It's Earth Day, and I'm eager to tell you about a bundle of wooly goodness that just reached me from a farm in England. It is redolent of sheep. Not the spicy fragrance of spinning oil we often equate with wool yarn, but the bright and intoxicating notes of farm life. The sunshine, the soil, the trees and grass and, yes, the sheep themselves. Dare I say it, this yarn has terroir.
Except for a quick jaunt to be scoured, the fibers in this yarn never left a single 300-acre farm on the Surrey Hampshire borders. The yarn took two full years to come into being. The lambs were born, their wool coats grew, and they were shorn by the shepherdess herself. The fibers were skirted, spun, and skeined right there on the spot. By the very same people who raised the sheep. This yarn carries a rare and palpable sense of place.
The Way of Wool
By the time most wool reaches us, it's already logged countless miles away from the farm. It usually ventures to a warehouse to a scouring plant to a mill to a dyehouse. If it's yarn, it'll head to a shop or a farm next, and, finally, to the consumer. If it's a finished product, it makes even more stops. In the end, like a manuscript with many editors, some of the original voice has been lost along the way.
Some farms are happy to see the entire clip loaded up on a semi and driven off into the sunset. The yarn isn't their priority. But for those whose livelihood depends on the finished product, the mill is a critical link in the chain. Your choices are few, delays are many, and the finished results are entirely beyond your control.
Unless, that is, you spin it yourself.
The idea defies all logic of capitalism, where growth and efficiency and profitability are paramount. Make your own yarn and you return to the small and tangible and innately inefficient. But you also reclaim control over your supply chain and the finished product.
Where There's a Mill
How does one go about buying a mill? You have a few options. You can try to find salvage equipment from a bigger mill that went out of business. If you're very small, a cottage-scale Belfast Mini Mill setup may be all you need.
Or, you can plunk down the capital and buy new equipment from a reputable manufacturer like Pietro Ramella in Biella, Italy. When the check clears, a truck arrives and unloads several massive wooden crates. And that's it, you have your mill.

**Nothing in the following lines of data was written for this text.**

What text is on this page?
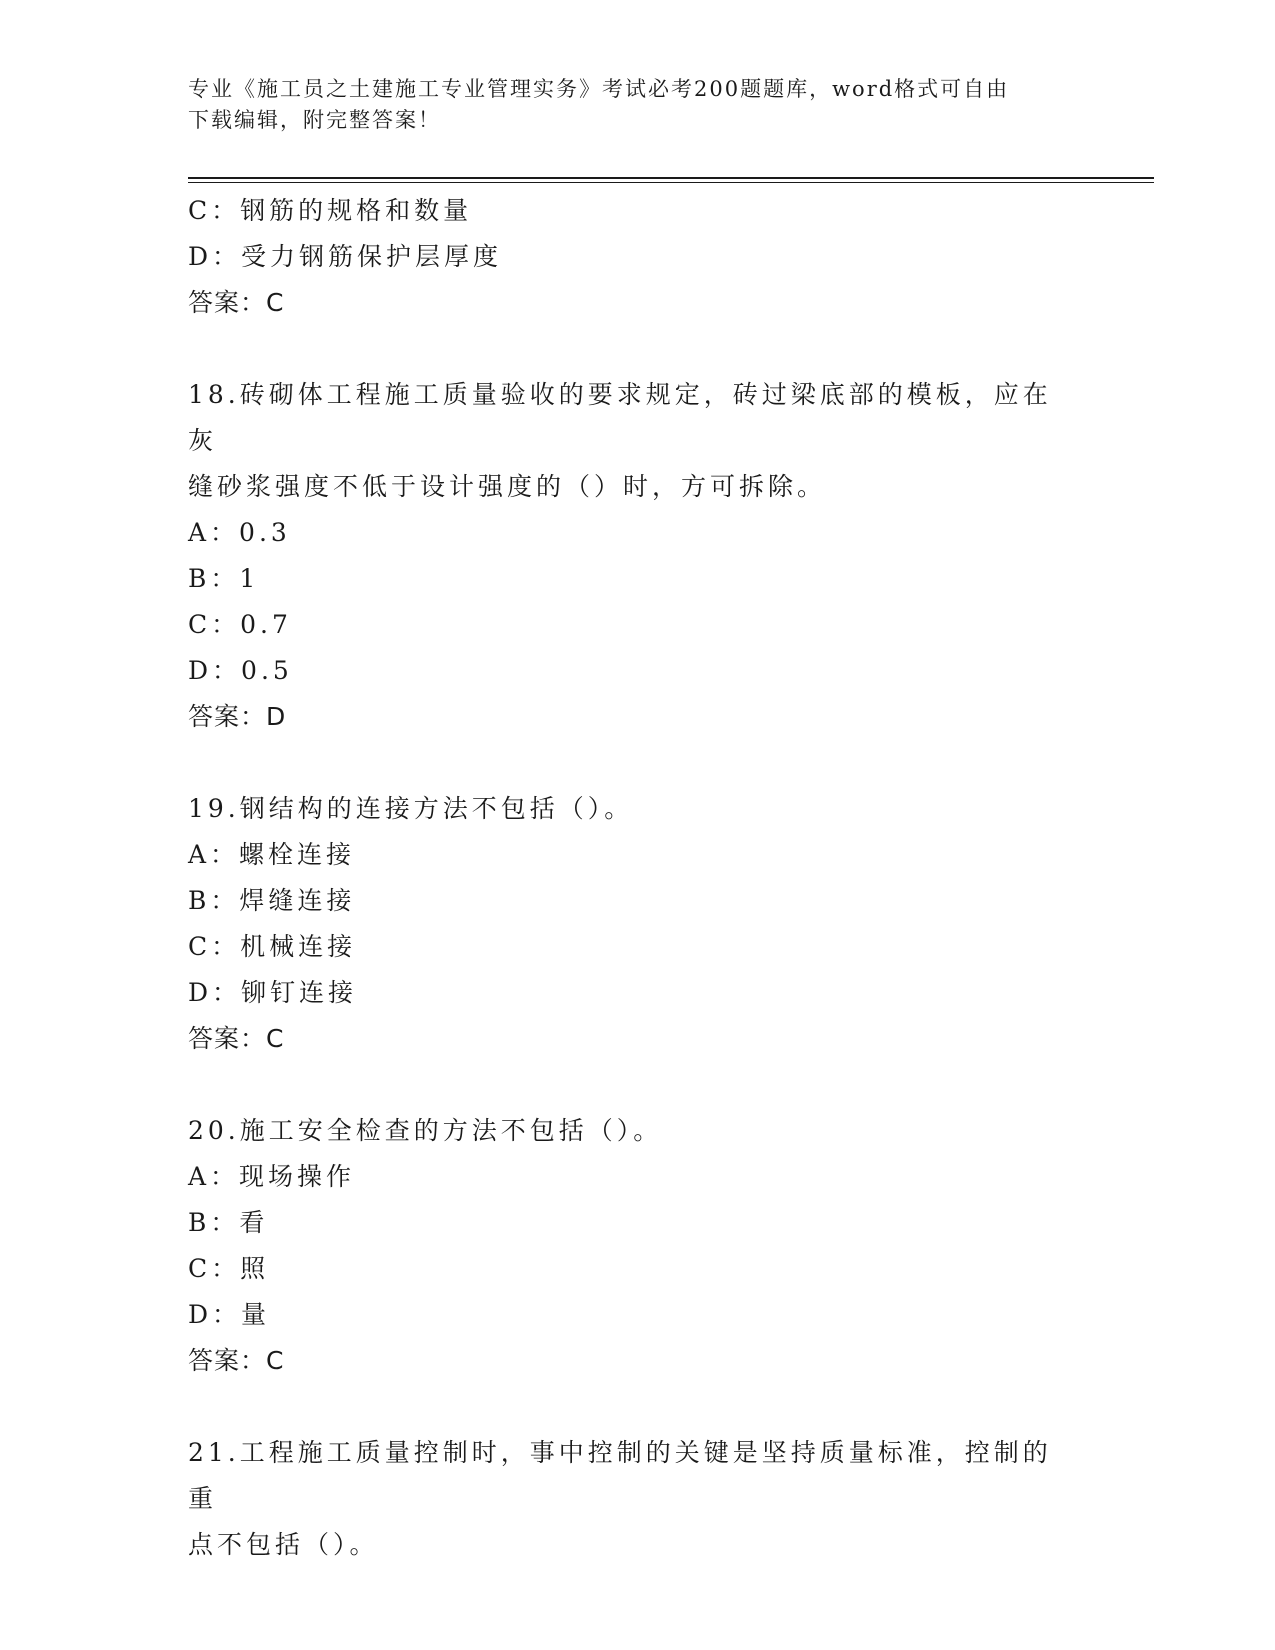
专业《施工员之土建施工专业管理实务》考试必考200题题库，word格式可自由
下载编辑，附完整答案！
C：钢筋的规格和数量
D：受力钢筋保护层厚度
答案：C
18.砖砌体工程施工质量验收的要求规定，砖过梁底部的模板，应在灰
缝砂浆强度不低于设计强度的（）时，方可拆除。
A：0.3
B：1
C：0.7
D：0.5
答案：D
19.钢结构的连接方法不包括（）。
A：螺栓连接
B：焊缝连接
C：机械连接
D：铆钉连接
答案：C
20.施工安全检查的方法不包括（）。
A：现场操作
B：看
C：照
D：量
答案：C
21.工程施工质量控制时，事中控制的关键是坚持质量标准，控制的重
点不包括（）。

For Emma Boyles, that truck arrived on her UK farm in December of 2020, smack dab in the midst of a pandemic and Brexit. She and her husband Neil immediately set to work installing and learning how to use their shiny new Italian mill equipment. By April, they had their first skeins—of which I received four.
Emma and Neil have owned Well Manor Farm since 2004. Sheep came soon thereafter, under the care of Emma's shepherdess friend Susie Parish. By the time I met her in 2011 at Knit Nation in London, she was selling yarn from her Shetland and Gotland flock under the Well Manor Farm label. The yarn market was still dominated by superwash Merino imports, and Emma and John Arbon were early outliers in the local, breed-specific wool movement that was about to come. Emma's yarn was, in fact, spun by John.
Well Manor Farm later became The Little Grey Sheep. It lost the "little" moniker last year and is now The Grey Sheep.
It can take years to master mill equipment, to understand its nuances and deftly match them with the qualities of the fibers being spun. I've seen beautiful wool destroyed at the hands of new mill owners with the best of intentions but not yet enough experience.
When Emma told me her plans and asked if I'd like to see the yarn, I was apprehensive. It's a rare person who can master commercial-scale fiber farming and yarn manufacturing. I can count on one hand the number of people who've done it. But Emma is well on her way.
Gotland wool, with is wide micron swing, benefits from a deft hand at the skirting table. Toss everything together and the prickle of the 30+ micron adult fibers will dominate. But skirt carefully, as Emma and Susie have done, and you'll get a surprisingly slinky material that averages in the mid 20 microns.
Emma sent me two skeins each of two weights: the Gotland Aran in its natural somewhat heathered gray state, and the lighter-weight Gotland 4-Ply in a gorgeous chocolate brown. Both yarns are enticingly even and balanced.
Before the Aran could woo me, the dark brown 4-Ply hopped onto my thumb and became the beginnings of a center-pull skein. From there, it demanded to leap onto my hexagonal needles and to launch into a garter-stitch square that has since become a rectangle and is threatening not to stop until it becomes a scarf or the yarn runs out, whichever happens first. I can't stop knitting.
While I dream of how heavenly and well-wearing a sweater would be, I don't feel any great urgency to make one. My real pleasure comes just from being with this yarn. Holding it, feeling it slide through my fingers, watching it form loops on my needle and fabric in my lap.
At a time when overseas travel is impossible, this yarn is the next best thing. It's a wearable, scratch-and-sniff postcard of the British countryside.